When you sprain an ankle, conventional wisdom is to rest it for a few weeks, wrap it, elevate it daily, and ice it periodically. Most sprains will heal in time with this therapy, which is often known as RICE (rest, ice, compression, elevation.) But what if you want to heal faster so you can get back to sports or work sooner? Then, you may want to see a sports injury doctor. There are a few treatments they can administer to help speed up healing from a sprained ankle.
Cold Laser Therapy
Cold laser therapy is a healing remedy that has become quite common over the past few years. Many sports medicine doctors have begun using it for everything from broken bones to torn ligaments, and it is particularly useful for soft tissue injuries, including sprains. The technique involves aiming a cool, slow laser at your ankle. The laser will penetrate the skin and help encourage an increase in circulation to the area. Since ligaments do not get a lot of circulation normally, this is one reason why they heal so slowly — and the increase of circulation that comes with cold laser therapy helps speed up that healing considerably. Your sports medicine doctor will probably recommend a few sessions, spaced a week or two apart.
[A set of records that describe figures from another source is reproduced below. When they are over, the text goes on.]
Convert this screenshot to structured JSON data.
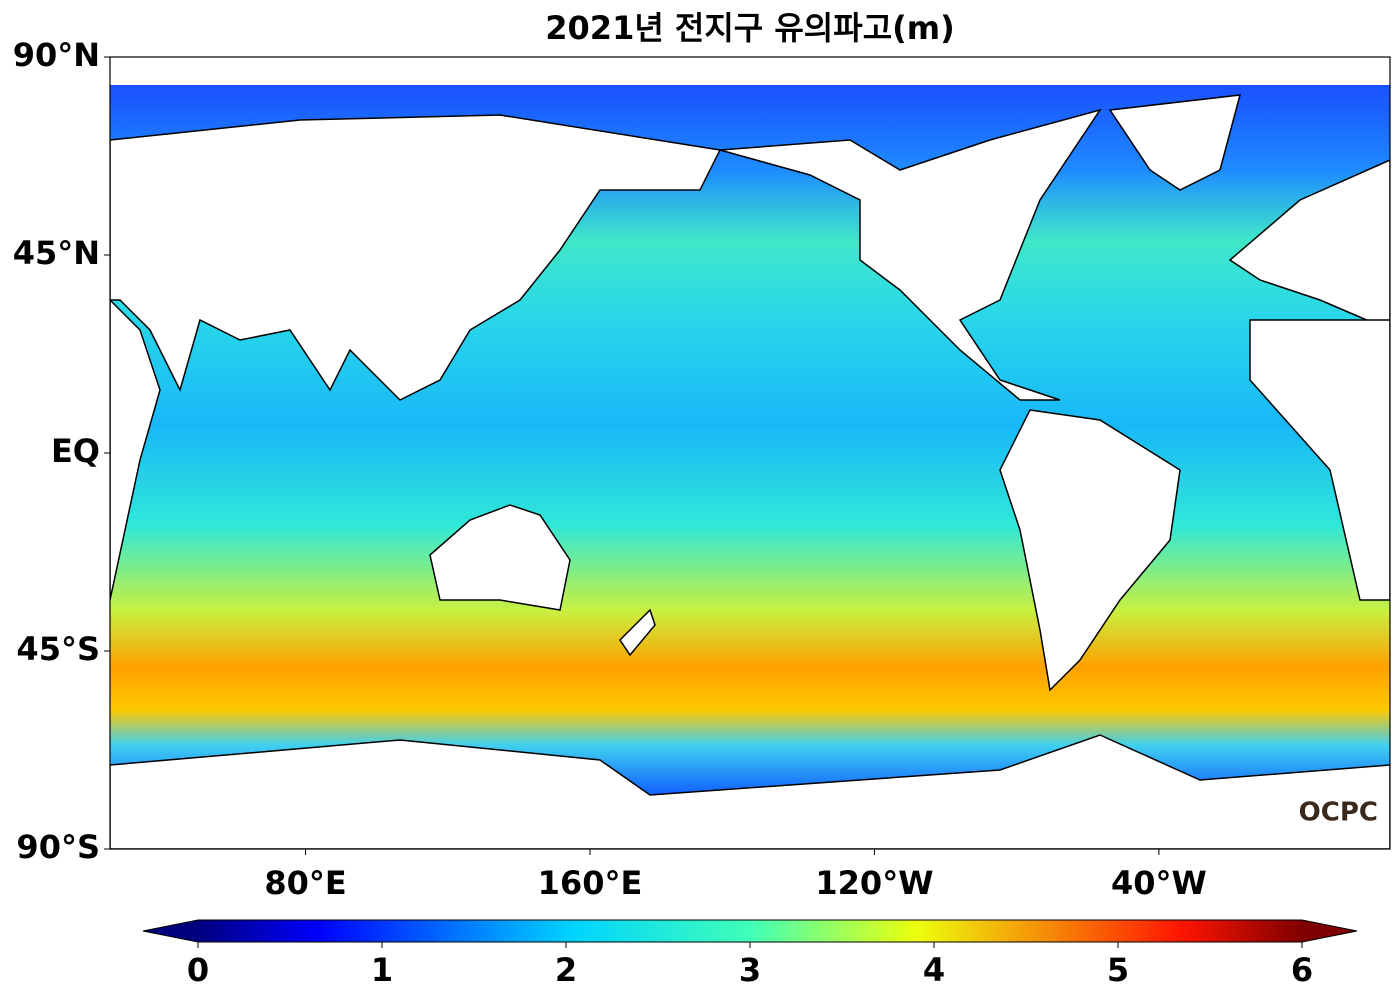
{
  "map": {
    "title": "2021년 전지구 유의파고(m)",
    "lonlim": [
      25,
      385
    ],
    "latlim": [
      -90,
      90
    ],
    "latticks": [
      {
        "value": 90,
        "label": "90°N"
      },
      {
        "value": 45,
        "label": "45°N"
      },
      {
        "value": 0,
        "label": "EQ"
      },
      {
        "value": -45,
        "label": "45°S"
      },
      {
        "value": -90,
        "label": "90°S"
      }
    ],
    "lonticks": [
      {
        "value": 80,
        "label": "80°E"
      },
      {
        "value": 160,
        "label": "160°E"
      },
      {
        "value": 240,
        "label": "120°W"
      },
      {
        "value": 320,
        "label": "40°W"
      }
    ],
    "colormap": "jet",
    "colorbar": {
      "clim": [
        0,
        6
      ],
      "ticks": [
        0,
        1,
        2,
        3,
        4,
        5,
        6
      ]
    },
    "logo": "OCPC"
  }
}
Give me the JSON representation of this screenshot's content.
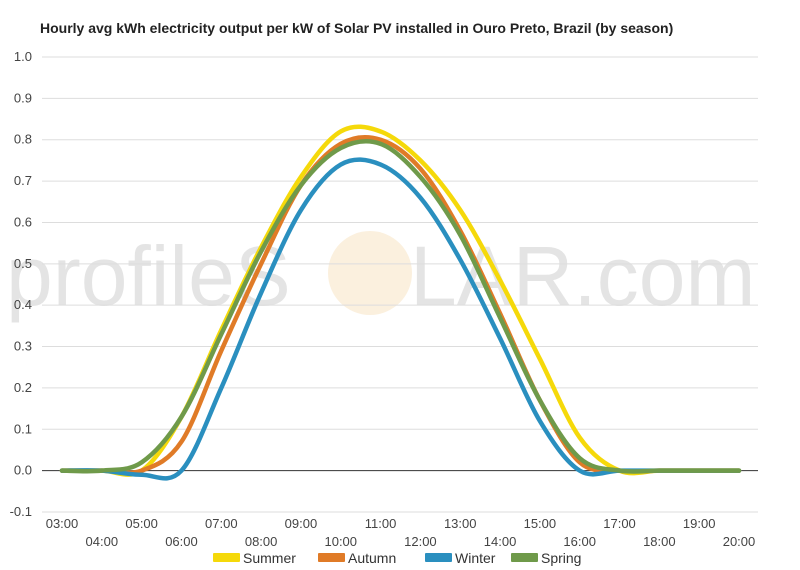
{
  "chart_data": {
    "type": "line",
    "title": "Hourly avg kWh electricity output per kW of Solar PV installed in Ouro Preto, Brazil (by season)",
    "x": [
      "03:00",
      "04:00",
      "05:00",
      "06:00",
      "07:00",
      "08:00",
      "09:00",
      "10:00",
      "11:00",
      "12:00",
      "13:00",
      "14:00",
      "15:00",
      "16:00",
      "17:00",
      "18:00",
      "19:00",
      "20:00"
    ],
    "series": [
      {
        "name": "Summer",
        "color": "#f5d90a",
        "values": [
          0.0,
          0.0,
          0.0,
          0.13,
          0.34,
          0.54,
          0.71,
          0.82,
          0.82,
          0.75,
          0.63,
          0.46,
          0.27,
          0.08,
          0.0,
          0.0,
          0.0,
          0.0
        ]
      },
      {
        "name": "Autumn",
        "color": "#e07b27",
        "values": [
          0.0,
          0.0,
          0.0,
          0.07,
          0.29,
          0.5,
          0.69,
          0.79,
          0.8,
          0.73,
          0.58,
          0.38,
          0.17,
          0.02,
          0.0,
          0.0,
          0.0,
          0.0
        ]
      },
      {
        "name": "Winter",
        "color": "#2a8fbf",
        "values": [
          0.0,
          0.0,
          -0.01,
          0.0,
          0.2,
          0.43,
          0.63,
          0.74,
          0.74,
          0.66,
          0.51,
          0.32,
          0.12,
          0.0,
          0.0,
          0.0,
          0.0,
          0.0
        ]
      },
      {
        "name": "Spring",
        "color": "#6f9a4a",
        "values": [
          0.0,
          0.0,
          0.02,
          0.13,
          0.33,
          0.53,
          0.69,
          0.78,
          0.79,
          0.71,
          0.57,
          0.37,
          0.17,
          0.03,
          0.0,
          0.0,
          0.0,
          0.0
        ]
      }
    ],
    "ylim": [
      -0.1,
      1.0
    ],
    "yticks": [
      "-0.1",
      "0.0",
      "0.1",
      "0.2",
      "0.3",
      "0.4",
      "0.5",
      "0.6",
      "0.7",
      "0.8",
      "0.9",
      "1.0"
    ],
    "grid": true,
    "legend_position": "bottom"
  },
  "watermark": {
    "left": "profileS",
    "right": "LAR.com"
  }
}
It may seem counter-intuitive to stretch an ankle that is painful, but if you do it the right way, it can help keep the joint loose and encourage healing. Your sports medicine doctor will show you stretches you can do throughout the day to loosen up the ankle, keep it mobile, and help speed up the healing process. The exact stretches recommend will depend on which particular ligament you strained.
A sports medicine doctor can also prescribe NSAID medications. These are medications that alleviate both inflammation and pain. By alleviating inflammation, they can encourage your sprained ankle to heal faster. Your doctor may recommend an over-the-counter NSAID like ibuprofen, or they may prescribe you a stronger one with fewer side effects, like a COX-2 inhibitor. What's more important than the fact that this medication is prescribed to you is how often you're instructed to take it, and how long you'll be told to take it. These instructions will depend on your own health and the severity of the sprain.
A doctor can do a lot for a sprained ankle, so if you have suffered this injury, don't hesitate to seek care.